Study indicates that isolation influences the perception of chronic pain

Study indicates that isolation influences the perception of chronic pain


Because of Covid-19, many treatments had to be considered second priority and a large part of the people abided by quarantines and mobility restrictions. This situation was particular to people with chronic pain and illness, not only because of a lack of care, but also because of a possible increase in pain. A recent study points out, social interactions play an important role in pain perception, which is why during the Covid-19 pandemic, chronic pain may have increased.

The study was conducted by various institutions and published in the Annals of Behavioral Medicine of the Society for Behavioral Medicine. Researchers continue the line of study that suggests that social interaction plays an important factor in pain perception and the effectiveness of a treatment.

To confirm the relationship, patients were enrolled from the Stanford University Collaborative Health Outcomes Information Registry. Through this health insurance, routine clinical care included physical and psychological therapy with specialists for each chronic pain. Through registration, computerized adaptive tests and PROMIS measures, it was possible to assess the pain perception of patients in their routine clinical care for some time.

The results showed that there is a causal relationship between social isolation and how patients perceived pain. Those who perceived a greater sense of inclusion and commitment from others had a lesser impact of pain. Similarly, patients with greater feelings of isolation, loneliness, and disconnection seemed to view their pain as a troublesome experience.

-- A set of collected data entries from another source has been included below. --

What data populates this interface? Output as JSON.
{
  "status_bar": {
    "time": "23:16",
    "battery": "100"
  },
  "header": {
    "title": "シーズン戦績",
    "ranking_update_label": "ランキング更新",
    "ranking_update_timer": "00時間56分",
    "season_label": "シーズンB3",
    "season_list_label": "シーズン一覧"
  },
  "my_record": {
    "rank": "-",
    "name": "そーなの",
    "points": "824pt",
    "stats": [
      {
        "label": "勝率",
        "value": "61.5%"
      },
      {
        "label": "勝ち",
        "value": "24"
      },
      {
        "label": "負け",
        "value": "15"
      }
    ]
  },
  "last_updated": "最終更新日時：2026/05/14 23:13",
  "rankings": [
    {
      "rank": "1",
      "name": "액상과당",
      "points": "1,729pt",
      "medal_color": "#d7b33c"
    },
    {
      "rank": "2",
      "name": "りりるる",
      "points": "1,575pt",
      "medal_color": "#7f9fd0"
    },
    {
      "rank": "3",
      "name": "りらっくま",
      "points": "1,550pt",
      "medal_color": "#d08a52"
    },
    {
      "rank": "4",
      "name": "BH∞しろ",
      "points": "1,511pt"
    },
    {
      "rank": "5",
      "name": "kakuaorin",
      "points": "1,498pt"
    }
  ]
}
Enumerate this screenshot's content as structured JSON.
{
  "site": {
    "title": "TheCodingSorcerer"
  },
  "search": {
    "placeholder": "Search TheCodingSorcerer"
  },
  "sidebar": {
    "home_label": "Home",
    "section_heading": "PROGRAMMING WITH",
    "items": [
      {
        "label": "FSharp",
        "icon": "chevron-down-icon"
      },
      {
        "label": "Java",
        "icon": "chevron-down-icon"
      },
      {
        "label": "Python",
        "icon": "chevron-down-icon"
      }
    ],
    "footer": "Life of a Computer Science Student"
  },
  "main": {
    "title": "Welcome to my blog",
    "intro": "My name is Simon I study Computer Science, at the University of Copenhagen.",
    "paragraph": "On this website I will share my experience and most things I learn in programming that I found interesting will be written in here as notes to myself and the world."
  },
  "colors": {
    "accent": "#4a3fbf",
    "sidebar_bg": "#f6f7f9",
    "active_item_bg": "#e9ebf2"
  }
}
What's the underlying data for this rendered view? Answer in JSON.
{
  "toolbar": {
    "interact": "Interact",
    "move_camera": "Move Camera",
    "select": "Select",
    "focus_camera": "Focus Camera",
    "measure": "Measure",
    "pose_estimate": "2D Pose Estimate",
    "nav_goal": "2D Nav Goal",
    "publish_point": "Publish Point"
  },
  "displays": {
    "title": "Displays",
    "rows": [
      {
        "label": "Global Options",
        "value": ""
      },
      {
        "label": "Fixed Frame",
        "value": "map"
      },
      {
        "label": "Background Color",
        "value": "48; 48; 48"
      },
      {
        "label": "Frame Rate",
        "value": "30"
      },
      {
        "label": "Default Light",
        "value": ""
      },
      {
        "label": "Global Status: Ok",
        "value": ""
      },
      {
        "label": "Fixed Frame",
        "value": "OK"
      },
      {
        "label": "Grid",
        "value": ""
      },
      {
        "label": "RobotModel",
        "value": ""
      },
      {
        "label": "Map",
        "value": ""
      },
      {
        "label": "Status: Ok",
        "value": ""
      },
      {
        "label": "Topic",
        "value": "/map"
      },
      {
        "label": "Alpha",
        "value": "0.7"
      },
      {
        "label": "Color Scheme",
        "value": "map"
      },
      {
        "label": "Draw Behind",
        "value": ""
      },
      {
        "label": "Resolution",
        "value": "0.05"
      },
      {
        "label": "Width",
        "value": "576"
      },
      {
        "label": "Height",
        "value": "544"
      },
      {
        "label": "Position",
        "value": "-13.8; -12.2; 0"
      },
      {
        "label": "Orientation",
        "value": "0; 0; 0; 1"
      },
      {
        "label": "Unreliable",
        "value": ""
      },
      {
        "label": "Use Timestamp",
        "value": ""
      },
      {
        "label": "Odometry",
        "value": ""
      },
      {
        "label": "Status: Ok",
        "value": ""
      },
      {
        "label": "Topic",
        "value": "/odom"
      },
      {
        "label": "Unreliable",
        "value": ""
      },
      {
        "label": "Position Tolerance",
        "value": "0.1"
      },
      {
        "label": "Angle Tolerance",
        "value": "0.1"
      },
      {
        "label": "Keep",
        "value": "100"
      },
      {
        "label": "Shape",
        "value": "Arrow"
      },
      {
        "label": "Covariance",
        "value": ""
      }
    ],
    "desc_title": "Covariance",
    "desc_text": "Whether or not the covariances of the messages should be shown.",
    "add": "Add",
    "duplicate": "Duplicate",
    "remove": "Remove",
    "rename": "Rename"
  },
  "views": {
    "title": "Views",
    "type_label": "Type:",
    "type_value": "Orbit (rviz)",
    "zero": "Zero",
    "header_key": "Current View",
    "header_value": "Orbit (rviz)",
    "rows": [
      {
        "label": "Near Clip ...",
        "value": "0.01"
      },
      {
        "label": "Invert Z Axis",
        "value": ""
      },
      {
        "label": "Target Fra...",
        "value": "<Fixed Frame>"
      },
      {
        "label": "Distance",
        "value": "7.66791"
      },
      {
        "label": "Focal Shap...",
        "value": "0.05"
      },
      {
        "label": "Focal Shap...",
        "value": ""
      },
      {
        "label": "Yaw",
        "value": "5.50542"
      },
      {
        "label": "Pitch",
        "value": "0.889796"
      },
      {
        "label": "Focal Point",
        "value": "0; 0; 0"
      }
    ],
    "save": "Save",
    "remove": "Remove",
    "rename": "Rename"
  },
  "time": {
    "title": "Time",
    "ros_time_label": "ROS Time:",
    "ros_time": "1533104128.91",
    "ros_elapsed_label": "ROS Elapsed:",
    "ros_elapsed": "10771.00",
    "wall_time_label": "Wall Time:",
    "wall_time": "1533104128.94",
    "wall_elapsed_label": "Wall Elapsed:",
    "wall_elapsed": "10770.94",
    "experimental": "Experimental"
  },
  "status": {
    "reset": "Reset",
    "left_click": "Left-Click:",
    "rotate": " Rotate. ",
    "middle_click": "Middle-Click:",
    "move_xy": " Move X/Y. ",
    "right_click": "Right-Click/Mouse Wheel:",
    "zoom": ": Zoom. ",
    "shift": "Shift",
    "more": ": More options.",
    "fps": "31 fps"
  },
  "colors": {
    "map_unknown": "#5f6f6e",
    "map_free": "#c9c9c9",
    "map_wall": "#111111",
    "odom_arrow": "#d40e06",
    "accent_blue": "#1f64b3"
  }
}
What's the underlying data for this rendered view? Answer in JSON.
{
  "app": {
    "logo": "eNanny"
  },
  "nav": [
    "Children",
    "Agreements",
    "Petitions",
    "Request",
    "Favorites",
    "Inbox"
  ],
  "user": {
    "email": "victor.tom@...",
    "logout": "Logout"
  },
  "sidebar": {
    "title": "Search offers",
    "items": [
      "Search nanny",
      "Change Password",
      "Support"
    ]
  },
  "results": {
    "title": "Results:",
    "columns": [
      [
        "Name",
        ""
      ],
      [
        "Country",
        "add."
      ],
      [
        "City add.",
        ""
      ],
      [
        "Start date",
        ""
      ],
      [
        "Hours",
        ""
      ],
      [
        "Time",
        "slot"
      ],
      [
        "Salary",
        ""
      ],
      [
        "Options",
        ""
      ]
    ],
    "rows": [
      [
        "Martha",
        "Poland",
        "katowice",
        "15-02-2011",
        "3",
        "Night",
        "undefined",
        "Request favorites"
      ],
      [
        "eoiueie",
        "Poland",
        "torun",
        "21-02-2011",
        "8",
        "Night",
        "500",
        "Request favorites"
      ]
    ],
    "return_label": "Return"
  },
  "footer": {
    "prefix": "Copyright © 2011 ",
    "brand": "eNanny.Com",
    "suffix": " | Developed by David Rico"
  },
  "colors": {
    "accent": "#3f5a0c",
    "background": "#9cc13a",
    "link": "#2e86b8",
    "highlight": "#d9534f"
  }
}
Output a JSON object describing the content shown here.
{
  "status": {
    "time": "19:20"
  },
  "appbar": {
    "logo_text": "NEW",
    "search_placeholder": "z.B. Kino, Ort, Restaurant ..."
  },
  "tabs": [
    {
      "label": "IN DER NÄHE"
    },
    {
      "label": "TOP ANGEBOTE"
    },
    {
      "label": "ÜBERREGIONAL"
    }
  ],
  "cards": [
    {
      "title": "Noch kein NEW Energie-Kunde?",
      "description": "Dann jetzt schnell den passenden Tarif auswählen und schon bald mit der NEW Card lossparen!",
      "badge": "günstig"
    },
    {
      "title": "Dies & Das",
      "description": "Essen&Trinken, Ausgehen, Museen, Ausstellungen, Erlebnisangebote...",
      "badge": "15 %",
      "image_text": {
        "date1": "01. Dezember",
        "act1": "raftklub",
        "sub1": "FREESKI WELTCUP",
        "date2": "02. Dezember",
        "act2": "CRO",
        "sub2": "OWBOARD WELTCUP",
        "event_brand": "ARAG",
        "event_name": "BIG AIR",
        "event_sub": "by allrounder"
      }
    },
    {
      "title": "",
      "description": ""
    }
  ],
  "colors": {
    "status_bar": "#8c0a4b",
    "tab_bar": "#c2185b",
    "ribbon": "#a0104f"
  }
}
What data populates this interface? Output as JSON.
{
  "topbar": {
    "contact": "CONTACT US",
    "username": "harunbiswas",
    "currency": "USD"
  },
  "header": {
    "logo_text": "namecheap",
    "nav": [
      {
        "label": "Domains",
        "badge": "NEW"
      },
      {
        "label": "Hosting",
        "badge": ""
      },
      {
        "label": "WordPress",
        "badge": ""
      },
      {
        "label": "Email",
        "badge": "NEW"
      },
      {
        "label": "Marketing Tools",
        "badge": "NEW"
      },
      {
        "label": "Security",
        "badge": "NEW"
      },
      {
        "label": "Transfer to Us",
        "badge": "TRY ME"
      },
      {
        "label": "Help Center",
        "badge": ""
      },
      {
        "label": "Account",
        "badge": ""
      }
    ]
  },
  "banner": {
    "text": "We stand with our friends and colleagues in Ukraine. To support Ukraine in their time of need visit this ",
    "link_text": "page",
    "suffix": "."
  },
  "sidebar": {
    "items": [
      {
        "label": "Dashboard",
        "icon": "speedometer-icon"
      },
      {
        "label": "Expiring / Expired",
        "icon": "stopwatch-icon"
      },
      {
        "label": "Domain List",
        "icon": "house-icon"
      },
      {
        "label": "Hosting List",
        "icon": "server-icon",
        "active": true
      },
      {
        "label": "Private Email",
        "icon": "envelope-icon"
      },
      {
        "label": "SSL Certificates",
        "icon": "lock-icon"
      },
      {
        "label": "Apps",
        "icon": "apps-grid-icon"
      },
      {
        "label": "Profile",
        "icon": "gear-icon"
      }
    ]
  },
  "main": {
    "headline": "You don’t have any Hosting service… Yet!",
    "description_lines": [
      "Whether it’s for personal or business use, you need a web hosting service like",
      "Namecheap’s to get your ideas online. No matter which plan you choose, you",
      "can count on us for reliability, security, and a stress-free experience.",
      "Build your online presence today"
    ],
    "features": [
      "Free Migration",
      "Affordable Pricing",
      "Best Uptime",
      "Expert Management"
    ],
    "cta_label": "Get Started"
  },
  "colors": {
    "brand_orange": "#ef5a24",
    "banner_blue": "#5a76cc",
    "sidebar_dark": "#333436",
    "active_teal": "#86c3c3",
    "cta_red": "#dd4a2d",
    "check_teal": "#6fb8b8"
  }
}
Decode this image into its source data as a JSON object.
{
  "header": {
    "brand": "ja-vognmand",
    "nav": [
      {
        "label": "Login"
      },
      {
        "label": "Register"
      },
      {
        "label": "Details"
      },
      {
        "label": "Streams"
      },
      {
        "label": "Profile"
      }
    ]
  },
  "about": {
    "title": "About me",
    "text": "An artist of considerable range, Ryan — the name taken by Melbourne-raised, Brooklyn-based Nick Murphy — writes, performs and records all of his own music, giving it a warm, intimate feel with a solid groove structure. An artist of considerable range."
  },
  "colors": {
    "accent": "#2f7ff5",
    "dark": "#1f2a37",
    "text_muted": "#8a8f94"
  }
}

“Chronic pain can be incredibly burdensome,” says Linda Porter, director of the Office of Pain Policy at the National Institute of Neurological Disorders and Stroke. “It seems to have become a bigger problem during the pandemic than before; isolation worsens their pain, people couldn’t get to where they needed to go for care. Also, the cycle of pain often includes depression and anxiety, and all of this together has really affected people’s lives. ”

This confirmation of isolation in the study also sought to raise awareness of including the social context and the available support of patients in clinical treatments. If social factors affect pain and the effectiveness of treatments, during the Covid-19 pandemic it may have significantly affected people in quarantine.